Thermal radiation effect on fractional MHD Couette Flow of Jeffrey fluid in a vertical channel with activation energy and Joule Heating

Abstract

This study investigates the consequence of thermal radiation on the fractional magnetohydrodynamic (MHD) Couette flow of a Jeffrey fluid in a vertical channel, incorporating the influences of activation energy and Joule heating. The mathematical model is derived using appropriate governing equations that account for the non-Newtonian behavior of the Jeffrey fluid, combined with the impacts of thermal radiation, magnetic field, and activation energy mechanisms. The classical mathematical framework has been transformed into a system of fractal fractional-order derivatives using the Caputo–Fabrizio derivative operator. To solve these systems, the finite difference technique was employed. The behavior of fluid flow fields in response to several significant parameters was analyzed and represented graphically. It is ascertained that velocity distribution upsurges as Hall current parameter rises, while a more substantial effect from the Jeffrey fluid parameter results in a decrease in the velocity field.

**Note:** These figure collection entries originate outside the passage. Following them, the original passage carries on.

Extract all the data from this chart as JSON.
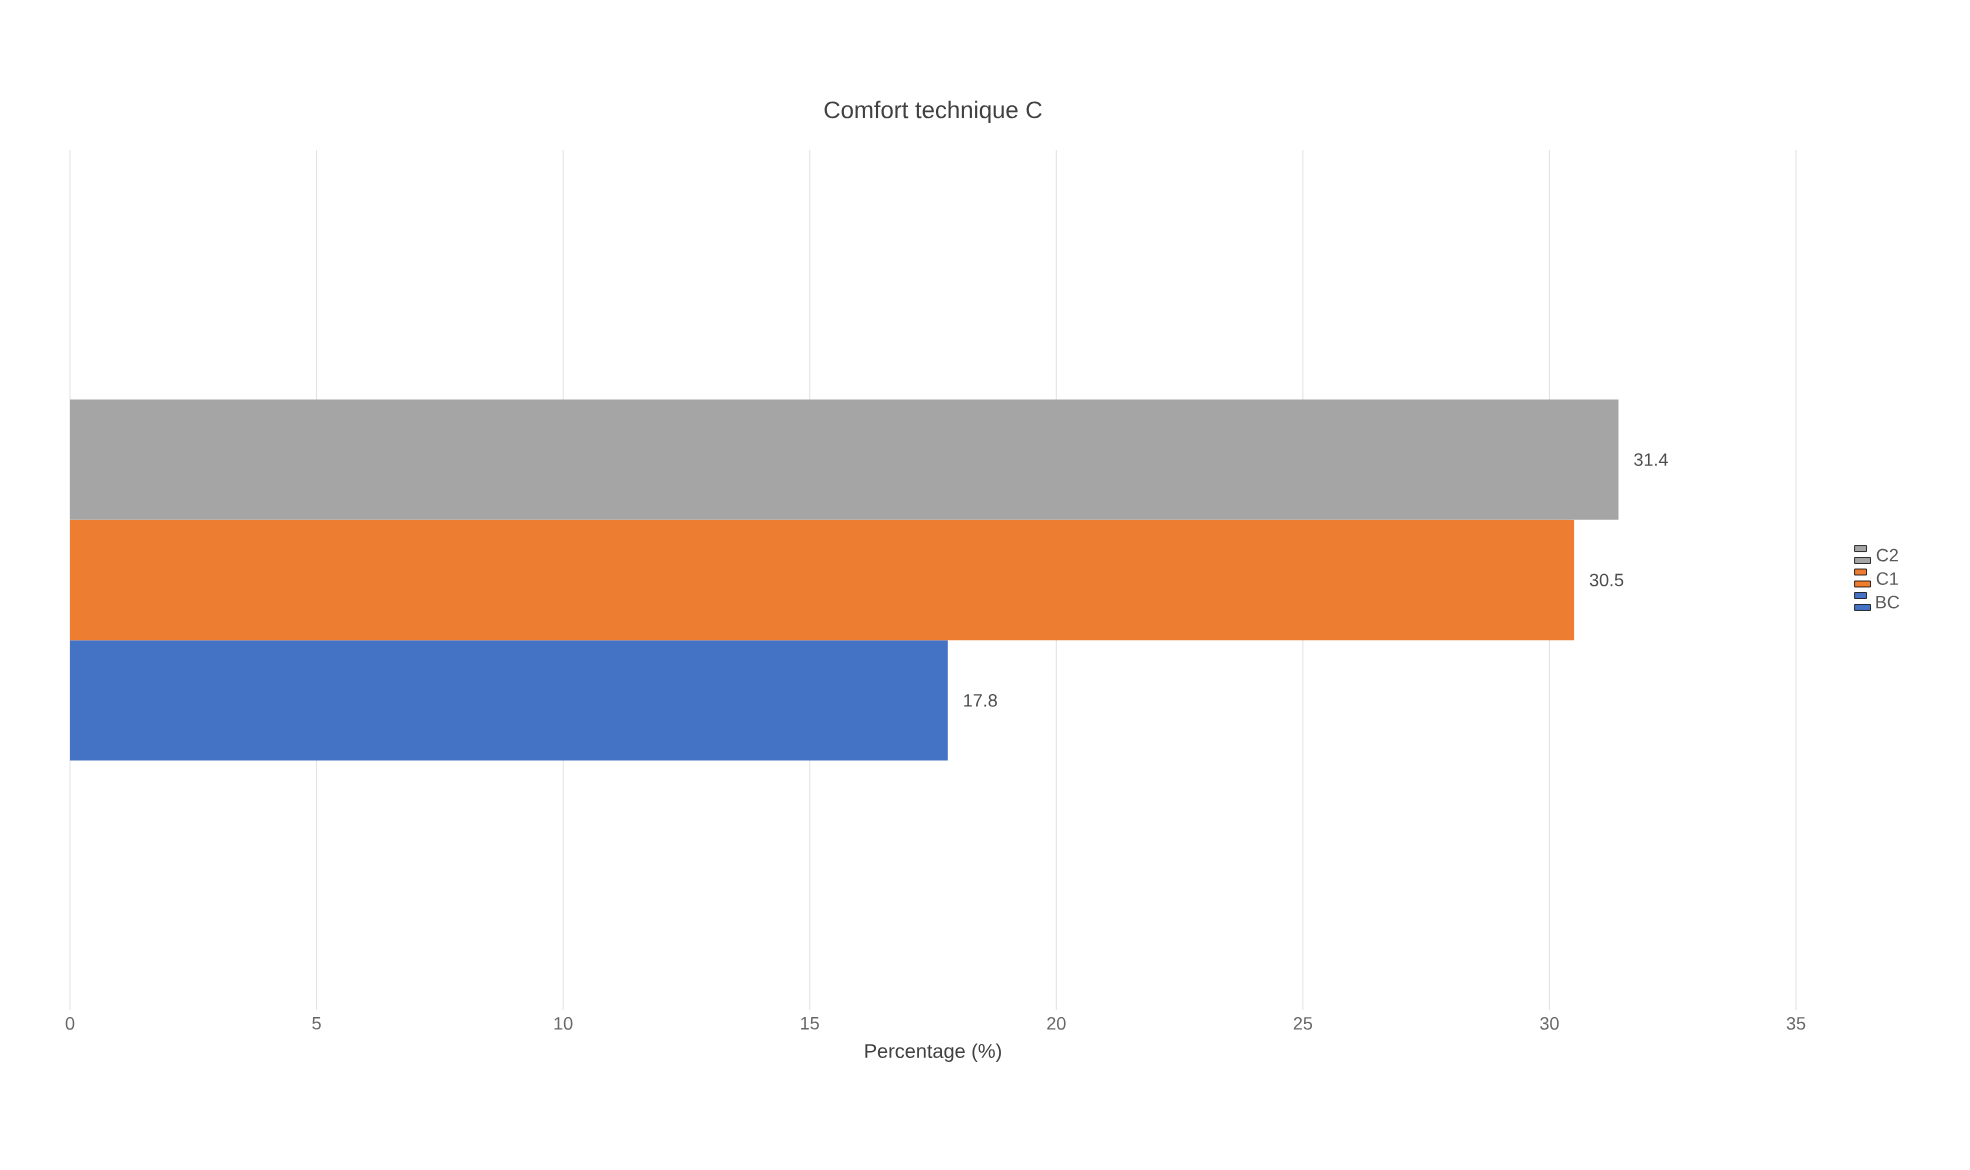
{
  "chart_data": {
    "type": "bar",
    "orientation": "horizontal",
    "title": "Comfort technique C",
    "xlabel": "Percentage (%)",
    "categories": [
      null
    ],
    "series": [
      {
        "name": "BC",
        "color": "#4472c4",
        "values": [
          17.8
        ]
      },
      {
        "name": "C1",
        "color": "#ed7d31",
        "values": [
          30.5
        ]
      },
      {
        "name": "C2",
        "color": "#a5a5a5",
        "values": [
          31.4
        ]
      }
    ],
    "xlim": [
      0,
      35
    ],
    "xticks": [
      0,
      5,
      10,
      15,
      20,
      25,
      30,
      35
    ],
    "grid": "x",
    "legend": "right",
    "data_labels": true
  }
}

Additionally, thermal field profiles exhibited higher values in response to increased thermal radiation and Joule heating parameters, whereas the temperature distribution showed a decline with improving in Hall current parameter values. The concentration field improved with higher activation energy parameter values, in contrast to the opposite trend observed with temperature difference and chemical reaction parameters. Furthermore, it is remarked that fractal fractional-order derivatives operator produced a more pronounced boundary layer compared to both fractional and classical models. It is ascertained that the Nusselt number showing a 15.7% improvement in thermal efficiency as thermal radiation varied from 2 to 4. These findings are important for applications in geothermal energy extraction, and biomedical engineering.